Check what addresses are being handed out by your router. Also, you should always use some sort of protection, though given the tools they can all be broken. It could be enough of a deterrent just to enable a MAC filter. It is very easy to do.


----------



## acperience7 (Jul 21, 2008)

Dark_Webster said:


> Are you sure that ONLY your sister is using the Wireless Internet?? It may be one of your neighbours that is using your internet.
> 
> My Speedtouch 516v6 does the same, but it is wired. It is a bit weird that you aren't using the Internet and the WLAN LED is blinking.

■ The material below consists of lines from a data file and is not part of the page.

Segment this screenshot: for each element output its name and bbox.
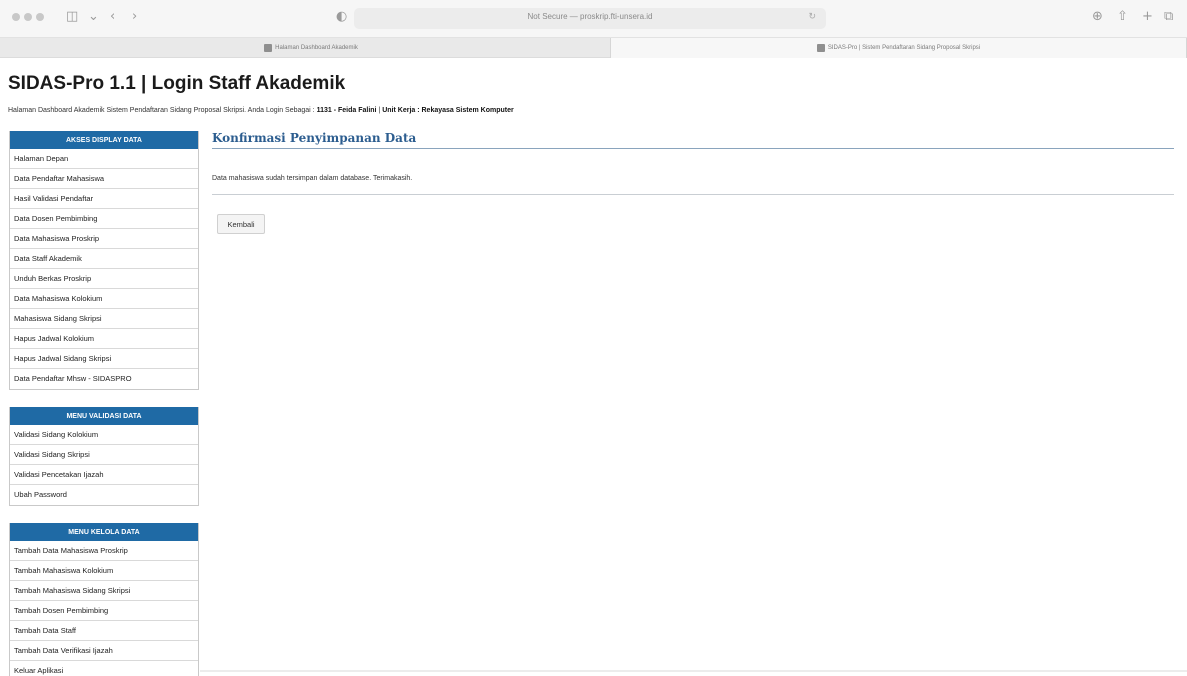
sidebar-item-tambah-proskrip[interactable]: Tambah Data Mahasiswa Proskrip: [10, 541, 198, 561]
address-bar[interactable]: Not Secure — proskrip.fti-unsera.id ↻: [354, 8, 826, 29]
browser-toolbar: ◫ ⌄ ‹ › ◐ Not Secure — proskrip.fti-unse…: [0, 0, 1187, 38]
sidebar-item-sidang-skripsi[interactable]: Mahasiswa Sidang Skripsi: [10, 309, 198, 329]
zoom-window-dot[interactable]: [36, 13, 44, 21]
tab-bar: Halaman Dashboard Akademik SIDAS-Pro | S…: [0, 38, 1187, 58]
sidebar-item-unduh-berkas[interactable]: Unduh Berkas Proskrip: [10, 269, 198, 289]
tab-overview-icon[interactable]: ⧉: [1164, 9, 1173, 25]
login-user: 1131 - Feida Falini: [316, 107, 377, 114]
sidebar-item-ubah-password[interactable]: Ubah Password: [10, 485, 198, 505]
sidebar-item-pendaftar-sidaspro[interactable]: Data Pendaftar Mhsw - SIDASPRO: [10, 369, 198, 389]
sidebar-item-keluar[interactable]: Keluar Aplikasi: [10, 661, 198, 676]
menu-header-validasi: MENU VALIDASI DATA: [10, 407, 198, 425]
sidebar-item-hasil-validasi[interactable]: Hasil Validasi Pendaftar: [10, 189, 198, 209]
sidebar-item-data-pendaftar-mahasiswa[interactable]: Data Pendaftar Mahasiswa: [10, 169, 198, 189]
reload-icon[interactable]: ↻: [808, 11, 816, 22]
address-text: Not Secure — proskrip.fti-unsera.id: [527, 12, 653, 21]
sidebar-item-halaman-depan[interactable]: Halaman Depan: [10, 149, 198, 169]
sidebar-item-tambah-sidang[interactable]: Tambah Mahasiswa Sidang Skripsi: [10, 581, 198, 601]
sidebar-item-validasi-ijazah[interactable]: Validasi Pencetakan Ijazah: [10, 465, 198, 485]
sidebar-item-hapus-sidang[interactable]: Hapus Jadwal Sidang Skripsi: [10, 349, 198, 369]
menu-group-display: AKSES DISPLAY DATA Halaman Depan Data Pe…: [9, 131, 199, 390]
sidebar-item-tambah-kolokium[interactable]: Tambah Mahasiswa Kolokium: [10, 561, 198, 581]
sidebar-item-tambah-dosen[interactable]: Tambah Dosen Pembimbing: [10, 601, 198, 621]
tab-label: Halaman Dashboard Akademik: [275, 45, 358, 51]
page-title: SIDAS-Pro 1.1 | Login Staff Akademik: [8, 73, 346, 94]
menu-group-validasi: MENU VALIDASI DATA Validasi Sidang Kolok…: [9, 407, 199, 506]
sidebar-item-validasi-kolokium[interactable]: Validasi Sidang Kolokium: [10, 425, 198, 445]
main-content: Konfirmasi Penyimpanan Data Data mahasis…: [212, 131, 1174, 234]
chevron-down-icon[interactable]: ⌄: [88, 9, 99, 25]
close-window-dot[interactable]: [12, 13, 20, 21]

I used the wpa2 encryption option with a randomly generated key and MAC address filtering. No new addresses have asked for network access either. Th only things on this router are my [wired] PC, my sisters laptop, and my PS3. All of them have been given access.


----------



## Dark_Webster (Jul 21, 2008)

If at least you could give a fixed IP to everything that you use at home with Internet capabilities and then lock the remaining IP's, you wouldn't have to worry (If all devices were connected at the same time). And that blinking light can be a bug, it thinks that is transmitting, even if it's not.

Let's put this in another way:

If you could limit the number of wireless devices that connect to your router, it would be a start, because if your sister's laptop and your PS3 are connected wirelessly, you would limit the wireless connections to 2.


----------



## JoshBrunelle (Jul 21, 2008)

If you look at your IP address tables it should tell you the pc name and ip assigned to everything connected or that has connected. If there is nothing suspicious there I'm not sure there is any reason for concern. I'm not familiar with that particular router, but there may be no need for concern.


----------



## acperience7 (Jul 21, 2008)

Thanks for the help guys. I looked at the MAC filter and there 2 extra MAC addresses. Cleared them both and now the wireless LED is idle and.


----------



## Deleted member 3 (Jul 21, 2008)

acperience7 said:


> Thanks for the help guys. I looked at the MAC filter and there 2 extra MAC addresses. Cleared them both and now the wireless LED is idle and.



It's also handy to disable SSID broadcast. Change it after you disabled the broadcast, as all previous clients will remember the SSID.


----------